I don't mind going to a website, just wish it wasn't my email. Would prefer making the calls right from google voice as thats the most likely page I'm on when I'm checking voice mail or texts.
I kind of like it being in Gmail because I always have that tab open no matter what. I agree that a deeper integration with Google Voice would make a lot of sense though. I've never understood why SMS messages that you send from Google Chat can't come from your Google Voice number. It comes from your Google Voice number when you make a call so it seems strange to me that your texts come from some other number that they assign to you.
Still waiting for them to officially roll internet calling out to Android. There's built in SIP support, but nothing that easily ties in to Google Voice. And there's GrooVe IP, which definitely works well, but it's not native.
They added tethering and apps2sd despite the opposition.
> Still waiting for them to officially roll internet calling out to Android.
> They added tethering and apps2sd despite the opposition.
And just like with tethering, the carriers (in America, at any rate) will remove the app and charge an extra fee for it. I suppose it would be a boon for the rest of the world, though.
I'm pretty sure that if they catch you tethering, you're screwed no matter where you got the phone from. Not to mention you have to get a Verizon- or Sprint-specific phone if you're on either of those carriers.
Along the same lines, I wish they would integrate the video chat that they have in Gmail. I have a camera on the front of my phone that I have no use for because the only thing that anybody I know uses for video chatting is Gchat. I wonder how explicit the pressure from the carriers is to leave out this functionality.

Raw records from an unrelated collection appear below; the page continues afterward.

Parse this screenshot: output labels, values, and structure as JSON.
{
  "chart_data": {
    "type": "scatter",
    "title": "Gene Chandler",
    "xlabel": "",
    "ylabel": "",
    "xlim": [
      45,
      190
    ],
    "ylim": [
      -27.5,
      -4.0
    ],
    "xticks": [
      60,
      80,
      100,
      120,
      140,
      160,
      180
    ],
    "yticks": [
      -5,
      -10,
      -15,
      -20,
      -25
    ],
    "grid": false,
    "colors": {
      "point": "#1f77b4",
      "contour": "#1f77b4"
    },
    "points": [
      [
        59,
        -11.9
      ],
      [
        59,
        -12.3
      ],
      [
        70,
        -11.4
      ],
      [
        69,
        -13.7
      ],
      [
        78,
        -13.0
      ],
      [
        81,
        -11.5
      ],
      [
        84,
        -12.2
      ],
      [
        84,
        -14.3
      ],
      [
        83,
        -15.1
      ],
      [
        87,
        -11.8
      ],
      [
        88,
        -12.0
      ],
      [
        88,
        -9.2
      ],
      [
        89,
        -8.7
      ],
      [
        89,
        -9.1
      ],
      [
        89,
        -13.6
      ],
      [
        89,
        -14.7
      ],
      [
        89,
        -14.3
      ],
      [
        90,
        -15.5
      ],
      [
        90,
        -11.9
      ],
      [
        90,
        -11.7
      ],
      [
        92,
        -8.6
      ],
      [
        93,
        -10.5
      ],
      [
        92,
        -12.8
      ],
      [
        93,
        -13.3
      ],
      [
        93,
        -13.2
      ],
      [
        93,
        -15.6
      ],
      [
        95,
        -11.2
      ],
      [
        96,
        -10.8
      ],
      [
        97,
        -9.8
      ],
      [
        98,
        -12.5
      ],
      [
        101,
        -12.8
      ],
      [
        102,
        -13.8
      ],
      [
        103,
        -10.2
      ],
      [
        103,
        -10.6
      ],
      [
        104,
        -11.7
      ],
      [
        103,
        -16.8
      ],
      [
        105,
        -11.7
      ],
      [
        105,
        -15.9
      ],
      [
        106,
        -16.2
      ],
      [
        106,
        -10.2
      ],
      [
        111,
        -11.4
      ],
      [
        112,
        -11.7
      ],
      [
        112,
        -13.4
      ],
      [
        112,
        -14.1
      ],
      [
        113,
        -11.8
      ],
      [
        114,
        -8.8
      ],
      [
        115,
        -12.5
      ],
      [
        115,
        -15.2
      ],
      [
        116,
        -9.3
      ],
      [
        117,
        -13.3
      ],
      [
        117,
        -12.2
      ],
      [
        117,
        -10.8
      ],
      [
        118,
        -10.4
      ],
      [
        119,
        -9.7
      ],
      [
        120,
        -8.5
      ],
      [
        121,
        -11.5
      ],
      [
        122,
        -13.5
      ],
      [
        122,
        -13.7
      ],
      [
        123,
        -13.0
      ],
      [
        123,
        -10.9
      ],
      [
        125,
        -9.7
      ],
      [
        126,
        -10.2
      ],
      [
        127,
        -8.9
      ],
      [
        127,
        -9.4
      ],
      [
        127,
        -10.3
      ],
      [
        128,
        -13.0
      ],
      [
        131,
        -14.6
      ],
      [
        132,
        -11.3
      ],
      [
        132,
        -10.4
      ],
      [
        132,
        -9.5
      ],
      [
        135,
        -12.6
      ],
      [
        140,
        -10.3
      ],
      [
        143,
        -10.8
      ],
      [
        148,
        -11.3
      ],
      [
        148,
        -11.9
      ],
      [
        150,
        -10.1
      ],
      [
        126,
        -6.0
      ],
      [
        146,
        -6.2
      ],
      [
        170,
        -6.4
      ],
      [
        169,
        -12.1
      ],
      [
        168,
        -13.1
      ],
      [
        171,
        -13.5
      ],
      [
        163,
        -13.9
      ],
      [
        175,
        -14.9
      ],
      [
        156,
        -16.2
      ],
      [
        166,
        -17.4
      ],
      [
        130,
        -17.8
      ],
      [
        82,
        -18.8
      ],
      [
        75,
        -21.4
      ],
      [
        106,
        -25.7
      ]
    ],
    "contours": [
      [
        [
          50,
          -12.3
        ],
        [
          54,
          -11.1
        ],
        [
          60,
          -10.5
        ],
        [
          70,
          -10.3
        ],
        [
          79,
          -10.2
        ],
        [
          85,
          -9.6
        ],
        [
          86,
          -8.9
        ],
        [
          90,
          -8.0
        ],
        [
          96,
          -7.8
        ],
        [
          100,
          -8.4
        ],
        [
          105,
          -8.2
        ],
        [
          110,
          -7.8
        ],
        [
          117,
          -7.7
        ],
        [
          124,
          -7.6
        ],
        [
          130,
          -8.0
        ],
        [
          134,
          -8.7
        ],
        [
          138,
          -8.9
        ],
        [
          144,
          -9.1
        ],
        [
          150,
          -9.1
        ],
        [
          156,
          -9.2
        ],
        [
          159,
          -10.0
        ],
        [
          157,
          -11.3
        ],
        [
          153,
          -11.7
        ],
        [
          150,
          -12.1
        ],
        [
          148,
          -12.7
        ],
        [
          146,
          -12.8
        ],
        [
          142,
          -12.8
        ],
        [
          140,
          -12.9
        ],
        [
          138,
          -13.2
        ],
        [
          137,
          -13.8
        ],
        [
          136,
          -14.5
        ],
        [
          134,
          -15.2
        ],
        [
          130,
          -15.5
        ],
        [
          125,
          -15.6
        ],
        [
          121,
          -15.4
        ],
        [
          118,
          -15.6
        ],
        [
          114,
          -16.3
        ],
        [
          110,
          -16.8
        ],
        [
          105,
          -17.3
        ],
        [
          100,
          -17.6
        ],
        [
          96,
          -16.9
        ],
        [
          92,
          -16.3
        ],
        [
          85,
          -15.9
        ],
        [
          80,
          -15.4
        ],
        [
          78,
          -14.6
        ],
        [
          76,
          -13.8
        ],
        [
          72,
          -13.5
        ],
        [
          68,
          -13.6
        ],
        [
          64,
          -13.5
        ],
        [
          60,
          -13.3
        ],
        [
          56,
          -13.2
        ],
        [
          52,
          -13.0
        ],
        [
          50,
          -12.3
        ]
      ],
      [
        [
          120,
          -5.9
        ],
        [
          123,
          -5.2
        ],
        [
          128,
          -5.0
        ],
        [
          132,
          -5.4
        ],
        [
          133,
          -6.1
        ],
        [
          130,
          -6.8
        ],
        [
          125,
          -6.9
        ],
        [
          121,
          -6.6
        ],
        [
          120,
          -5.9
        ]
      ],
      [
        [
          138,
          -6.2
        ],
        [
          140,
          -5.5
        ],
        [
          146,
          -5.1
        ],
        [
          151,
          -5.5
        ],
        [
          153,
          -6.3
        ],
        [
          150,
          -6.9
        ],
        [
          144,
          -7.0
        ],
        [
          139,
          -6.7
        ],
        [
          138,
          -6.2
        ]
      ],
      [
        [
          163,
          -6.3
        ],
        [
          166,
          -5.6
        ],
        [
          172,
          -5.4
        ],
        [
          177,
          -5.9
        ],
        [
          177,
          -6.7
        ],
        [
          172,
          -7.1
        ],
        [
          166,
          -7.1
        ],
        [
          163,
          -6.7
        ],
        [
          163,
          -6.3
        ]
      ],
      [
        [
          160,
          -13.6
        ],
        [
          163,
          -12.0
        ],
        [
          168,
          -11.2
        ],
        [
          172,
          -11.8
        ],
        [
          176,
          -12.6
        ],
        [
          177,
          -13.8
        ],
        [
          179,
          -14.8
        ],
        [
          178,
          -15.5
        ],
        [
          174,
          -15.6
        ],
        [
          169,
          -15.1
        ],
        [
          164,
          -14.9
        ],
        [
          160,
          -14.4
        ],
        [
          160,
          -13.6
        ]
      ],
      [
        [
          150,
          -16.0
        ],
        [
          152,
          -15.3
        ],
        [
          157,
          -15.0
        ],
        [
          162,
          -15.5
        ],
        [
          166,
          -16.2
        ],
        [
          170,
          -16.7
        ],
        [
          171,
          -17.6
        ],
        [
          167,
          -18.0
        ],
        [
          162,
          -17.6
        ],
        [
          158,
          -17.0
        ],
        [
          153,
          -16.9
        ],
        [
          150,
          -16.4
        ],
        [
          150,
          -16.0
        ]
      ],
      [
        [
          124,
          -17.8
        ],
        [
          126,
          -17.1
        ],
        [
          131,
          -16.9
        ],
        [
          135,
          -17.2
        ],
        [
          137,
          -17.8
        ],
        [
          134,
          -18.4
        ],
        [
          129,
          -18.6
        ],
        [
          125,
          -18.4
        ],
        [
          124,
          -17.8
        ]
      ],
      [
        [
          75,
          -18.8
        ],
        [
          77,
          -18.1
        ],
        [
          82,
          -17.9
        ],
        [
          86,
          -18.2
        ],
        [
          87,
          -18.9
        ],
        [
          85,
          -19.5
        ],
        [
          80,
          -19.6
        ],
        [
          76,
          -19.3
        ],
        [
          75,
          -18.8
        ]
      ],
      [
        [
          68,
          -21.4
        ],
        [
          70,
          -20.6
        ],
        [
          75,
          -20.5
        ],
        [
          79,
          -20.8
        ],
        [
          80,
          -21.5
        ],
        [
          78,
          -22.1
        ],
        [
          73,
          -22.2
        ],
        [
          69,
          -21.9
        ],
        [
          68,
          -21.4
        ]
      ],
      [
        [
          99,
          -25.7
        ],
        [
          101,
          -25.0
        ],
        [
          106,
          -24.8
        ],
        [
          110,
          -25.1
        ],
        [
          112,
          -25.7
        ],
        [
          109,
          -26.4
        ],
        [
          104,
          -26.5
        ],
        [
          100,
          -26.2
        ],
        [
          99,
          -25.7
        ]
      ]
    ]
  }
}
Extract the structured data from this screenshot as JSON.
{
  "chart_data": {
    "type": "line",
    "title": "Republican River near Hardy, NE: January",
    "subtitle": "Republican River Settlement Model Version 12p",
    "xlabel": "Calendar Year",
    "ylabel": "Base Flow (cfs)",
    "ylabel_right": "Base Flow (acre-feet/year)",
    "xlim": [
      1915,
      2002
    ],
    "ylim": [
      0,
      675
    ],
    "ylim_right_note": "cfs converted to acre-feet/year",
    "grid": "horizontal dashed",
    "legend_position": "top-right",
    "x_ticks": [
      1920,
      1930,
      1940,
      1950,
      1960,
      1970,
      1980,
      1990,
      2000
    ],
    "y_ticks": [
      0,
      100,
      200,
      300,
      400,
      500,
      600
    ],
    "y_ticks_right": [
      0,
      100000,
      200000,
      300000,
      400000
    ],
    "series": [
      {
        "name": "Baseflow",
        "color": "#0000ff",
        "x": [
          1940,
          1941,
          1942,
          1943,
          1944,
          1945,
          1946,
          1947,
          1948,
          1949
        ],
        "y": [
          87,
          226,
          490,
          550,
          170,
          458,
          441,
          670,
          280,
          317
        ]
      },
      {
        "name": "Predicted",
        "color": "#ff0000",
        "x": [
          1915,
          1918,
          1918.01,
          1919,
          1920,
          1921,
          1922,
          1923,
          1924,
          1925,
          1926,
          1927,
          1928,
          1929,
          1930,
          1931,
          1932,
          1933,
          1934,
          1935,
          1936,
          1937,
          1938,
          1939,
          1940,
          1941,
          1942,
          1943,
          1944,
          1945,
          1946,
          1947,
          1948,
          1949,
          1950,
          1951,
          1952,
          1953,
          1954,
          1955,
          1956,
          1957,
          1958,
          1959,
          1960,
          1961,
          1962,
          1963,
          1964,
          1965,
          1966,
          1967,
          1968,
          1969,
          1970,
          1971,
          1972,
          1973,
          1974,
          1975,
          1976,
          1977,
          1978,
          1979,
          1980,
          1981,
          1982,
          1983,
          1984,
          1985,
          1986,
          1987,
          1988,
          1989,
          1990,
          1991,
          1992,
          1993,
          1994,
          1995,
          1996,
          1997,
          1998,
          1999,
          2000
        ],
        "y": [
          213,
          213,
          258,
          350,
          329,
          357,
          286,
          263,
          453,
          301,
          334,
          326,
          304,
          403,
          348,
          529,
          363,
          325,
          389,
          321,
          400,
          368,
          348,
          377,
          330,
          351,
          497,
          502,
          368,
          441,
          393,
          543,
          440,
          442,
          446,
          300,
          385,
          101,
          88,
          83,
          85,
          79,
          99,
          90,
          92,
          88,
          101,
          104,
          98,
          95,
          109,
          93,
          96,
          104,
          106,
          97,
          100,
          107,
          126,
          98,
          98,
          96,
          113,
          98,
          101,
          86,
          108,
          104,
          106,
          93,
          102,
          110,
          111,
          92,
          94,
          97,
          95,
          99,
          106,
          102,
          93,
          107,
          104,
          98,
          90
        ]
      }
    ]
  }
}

It's available on 2.3.4 for a selected number of devices (for all I know the library supporting this feature is chipset specific).
I've got very neat phone (LG Optimus 2x, T-Online G2x in the states) that is blazingly fast, has a front facing camera - but cannot use this, because it's a tegra2 based phone.
Sad face here, Skype on Android is about the worst piece of crap, ever (ignoring my general dislike for Skype, it is so much worse), so no easy 3.000km+ video calls with my wife on my mobile.
Err.. No. Your statement was 'works on 2.3.4'. Whatever Wikipedia claims, that's exactly what I run on my device.
So my statement still stands: 2.3.4 does support audio/video calls, but only _for selected hardware_. If LG magically brings out a stock firmware with 2.3.4 tomorrow (and if I'd care enough to want it), they'd need to patch GTalk or rather press Google into supporting my type of handset - or they would have no audio/video support.
The OS constantly nags you if you're without a SIM card. You're either reminded you have no signal or you're reminded you're in airplane mode (The signal icon on the notification bar becomes useless. There are messages in the notification dropdown and on the lockscreen.)
If WiFi calling were native, support would be built in to turn off these reminders. Connectivity could be displayed where signal is, instead of adding another icon to the notification bar. The app could be moved to the system partition (Coming from a Nexus One, app space was hard to come by. GrooVe IP hates being a system app and you can't move it to the SD card w/o it not starting at startup).
I've bought GrooVe IP, I just feel like a native approach could work better.
there is, but it doesnt use voip. it sends a request for a callback from a random google owned number, then once you answer, it connects you to the number your calling over normal POTS.
Technically, no, it's not part of Google Voice. Google Voice is a phone forwarding / management system. GTalk is a component of gmail that allows calls to be made / received. Either can be used w/o the other. However, they do integrate nicely - that's what I use, and I like it a lot.